Cold Sores: Causes, Symptoms, and Treatments
Cold Sore Causes Cold Sore Symptoms Treating a Cold Sore Preventing Cold Sores
Cold sores always seem to pop up at the worst moments, and for most sufferers it’s not just a source of physical pain but one of embarrassment as well. An oral infection, the sores are the manifestation of the Herpes Simplex Virus (HSV). The virus can lie dormant in your system until a flare-up occurs at which point, you may experience small, painful blistering on or around the mouth.
Cold Sore Causes
There are a number of culprits linked to cold sore flare-ups:
- Cold, flu, and fever – Generally, a weakened immune system gives the virus an opportunity to make itself known.
- Sun exposure – Direct sunlight or ultraviolet (UV) light fuels the virus, causing it to flare up and make an appearance.
- Stress – Cold sores can present themselves during times of high anxiety or stress, leaving the affected individual even more stressed.
- Menstruation – For women infected with the virus, certain stages during their menstruation cycle, especially if they feel “run down” or stressed, can lead to a cold sore.
Cold Sore Symptoms
A cold sore is a small, inflamed or raised area of fluid-filled blisters.

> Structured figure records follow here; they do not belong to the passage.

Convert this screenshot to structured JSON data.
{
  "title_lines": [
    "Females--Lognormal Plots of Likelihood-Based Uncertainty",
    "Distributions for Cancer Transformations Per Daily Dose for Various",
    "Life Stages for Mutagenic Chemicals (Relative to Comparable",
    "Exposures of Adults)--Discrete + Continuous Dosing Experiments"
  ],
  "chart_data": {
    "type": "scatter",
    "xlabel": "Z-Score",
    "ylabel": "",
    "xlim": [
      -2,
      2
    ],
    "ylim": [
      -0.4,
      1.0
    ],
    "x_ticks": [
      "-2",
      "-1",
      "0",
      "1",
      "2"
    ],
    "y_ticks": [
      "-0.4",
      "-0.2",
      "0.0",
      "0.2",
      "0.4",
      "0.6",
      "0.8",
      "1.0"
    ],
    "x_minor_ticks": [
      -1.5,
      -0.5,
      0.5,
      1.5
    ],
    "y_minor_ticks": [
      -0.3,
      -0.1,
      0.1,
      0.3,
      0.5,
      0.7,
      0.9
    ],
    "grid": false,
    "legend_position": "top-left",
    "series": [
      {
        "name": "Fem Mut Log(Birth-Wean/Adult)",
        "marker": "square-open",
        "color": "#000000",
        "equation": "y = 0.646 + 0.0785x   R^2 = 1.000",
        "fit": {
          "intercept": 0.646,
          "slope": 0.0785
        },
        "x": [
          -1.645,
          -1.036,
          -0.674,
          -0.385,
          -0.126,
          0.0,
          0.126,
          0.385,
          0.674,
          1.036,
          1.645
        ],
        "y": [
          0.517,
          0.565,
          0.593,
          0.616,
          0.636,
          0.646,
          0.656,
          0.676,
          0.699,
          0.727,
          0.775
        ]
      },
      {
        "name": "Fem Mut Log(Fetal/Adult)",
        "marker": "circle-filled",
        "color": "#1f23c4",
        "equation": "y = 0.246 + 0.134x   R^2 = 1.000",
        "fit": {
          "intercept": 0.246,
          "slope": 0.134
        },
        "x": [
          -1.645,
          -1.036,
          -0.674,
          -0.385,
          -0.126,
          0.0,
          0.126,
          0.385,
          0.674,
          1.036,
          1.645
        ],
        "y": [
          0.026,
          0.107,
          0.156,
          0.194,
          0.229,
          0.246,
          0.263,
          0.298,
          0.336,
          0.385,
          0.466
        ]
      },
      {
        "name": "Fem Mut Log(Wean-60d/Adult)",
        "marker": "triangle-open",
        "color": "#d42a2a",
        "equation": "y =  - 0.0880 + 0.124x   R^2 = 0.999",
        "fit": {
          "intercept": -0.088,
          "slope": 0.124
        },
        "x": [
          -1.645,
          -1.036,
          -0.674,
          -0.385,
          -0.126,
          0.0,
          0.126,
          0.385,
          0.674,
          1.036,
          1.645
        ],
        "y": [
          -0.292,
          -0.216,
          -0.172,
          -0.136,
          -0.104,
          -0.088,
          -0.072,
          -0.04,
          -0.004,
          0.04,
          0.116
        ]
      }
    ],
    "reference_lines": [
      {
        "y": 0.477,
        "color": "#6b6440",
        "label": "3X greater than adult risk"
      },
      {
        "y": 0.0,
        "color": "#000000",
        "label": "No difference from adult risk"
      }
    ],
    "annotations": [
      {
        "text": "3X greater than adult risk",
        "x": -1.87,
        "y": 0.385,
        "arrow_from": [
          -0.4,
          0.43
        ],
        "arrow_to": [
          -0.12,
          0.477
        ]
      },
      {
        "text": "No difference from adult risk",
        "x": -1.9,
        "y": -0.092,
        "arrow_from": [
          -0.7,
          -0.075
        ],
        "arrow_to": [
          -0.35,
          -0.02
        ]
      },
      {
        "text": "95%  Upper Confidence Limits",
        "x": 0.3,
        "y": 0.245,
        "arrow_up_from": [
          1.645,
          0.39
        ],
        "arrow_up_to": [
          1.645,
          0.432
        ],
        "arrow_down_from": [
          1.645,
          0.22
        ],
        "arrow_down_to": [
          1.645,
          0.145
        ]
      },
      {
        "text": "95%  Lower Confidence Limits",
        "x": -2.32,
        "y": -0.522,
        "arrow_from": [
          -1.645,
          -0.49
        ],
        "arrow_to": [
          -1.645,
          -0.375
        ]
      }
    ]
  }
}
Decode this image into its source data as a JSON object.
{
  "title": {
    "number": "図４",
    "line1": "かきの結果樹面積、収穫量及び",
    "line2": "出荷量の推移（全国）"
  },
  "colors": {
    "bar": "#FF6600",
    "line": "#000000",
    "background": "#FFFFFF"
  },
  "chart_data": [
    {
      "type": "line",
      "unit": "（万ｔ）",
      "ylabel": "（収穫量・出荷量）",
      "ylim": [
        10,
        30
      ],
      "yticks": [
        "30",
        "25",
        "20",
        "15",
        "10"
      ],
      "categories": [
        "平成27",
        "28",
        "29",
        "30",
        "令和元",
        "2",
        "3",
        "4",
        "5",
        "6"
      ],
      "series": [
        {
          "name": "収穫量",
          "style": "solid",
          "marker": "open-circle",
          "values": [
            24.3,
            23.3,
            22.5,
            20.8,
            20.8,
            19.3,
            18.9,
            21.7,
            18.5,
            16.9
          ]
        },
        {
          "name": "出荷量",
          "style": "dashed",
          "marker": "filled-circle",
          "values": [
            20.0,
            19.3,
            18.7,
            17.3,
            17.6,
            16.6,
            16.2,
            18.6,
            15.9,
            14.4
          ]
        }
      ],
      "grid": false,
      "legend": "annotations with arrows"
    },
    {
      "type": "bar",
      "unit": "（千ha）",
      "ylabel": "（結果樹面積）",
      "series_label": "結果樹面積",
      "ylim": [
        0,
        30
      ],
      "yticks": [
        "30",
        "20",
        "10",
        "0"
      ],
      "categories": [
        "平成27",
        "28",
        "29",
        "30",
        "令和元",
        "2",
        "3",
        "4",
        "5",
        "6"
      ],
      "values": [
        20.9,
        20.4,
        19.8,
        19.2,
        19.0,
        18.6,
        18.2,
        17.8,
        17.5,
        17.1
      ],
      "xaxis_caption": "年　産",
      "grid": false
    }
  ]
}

Most often they occur on or around the lips, and in some instances, by the nostrils.
- Tingling sensation: When a flare-up is coming on, the area affected begins to tingle or burn.
- Blistering: Once the virus manifests, it usually comes out as a cluster of small blisters.
- Pain: Cold sores are painful from the onset, and as they heal they may crack and bleed.
- Crusting: Part of the healing stage, a yellow crust forms over the blisters.
Treating a Cold Sore
Cold sores usually heal within a week on their own, but certain medications can help speed up the process. The most effective treatment is a topical antiviral medication, often prescribed by a doctor. However, there are several over-the-counter treatments such as lidocaine or benzyl alcohol that can help the blister heal. In most cases, applying a topical ointment early on, especially once you feel a burning sensation, can thwart the blister from appearing. Additionally, applying a cold compress or ice can help reduce the inflammation surrounding a cold sore, as well as alleviate some of the pain.
Preventing Cold Sores
Though cold sores are persistent, you can take measures in reducing your risk of a flare-up:
- Sunscreen: If you’re prone to cold sores due to sun exposure, then applying sunscreen directly to your lips can keep the virus at bay.
- Healthy habits: Maintaining the strength of your immune system, through diet, adequate sleep and exercise, can stop flare-ups from occurring.
- Replace your toothbrush or brush head: Always use a new brush after a cold sore heals, otherwise you run the risk of reinfection.
- Replace your lip balm: If you apply anything to your lips during a flare-up, be sure to throw it away and get a new one.
The virus is opportunistic, and for people with suppressed immune systems it can be near impossible to avoid a cold sore flare-up. Cold sores are highly contagious and need time to heal; it’s best to keep from picking at or squeezing the blisters. For most, preventing cold sores is difficult but maintaining strict hygiene is key to ensuring the infection doesn’t spread to other people and other areas of the body.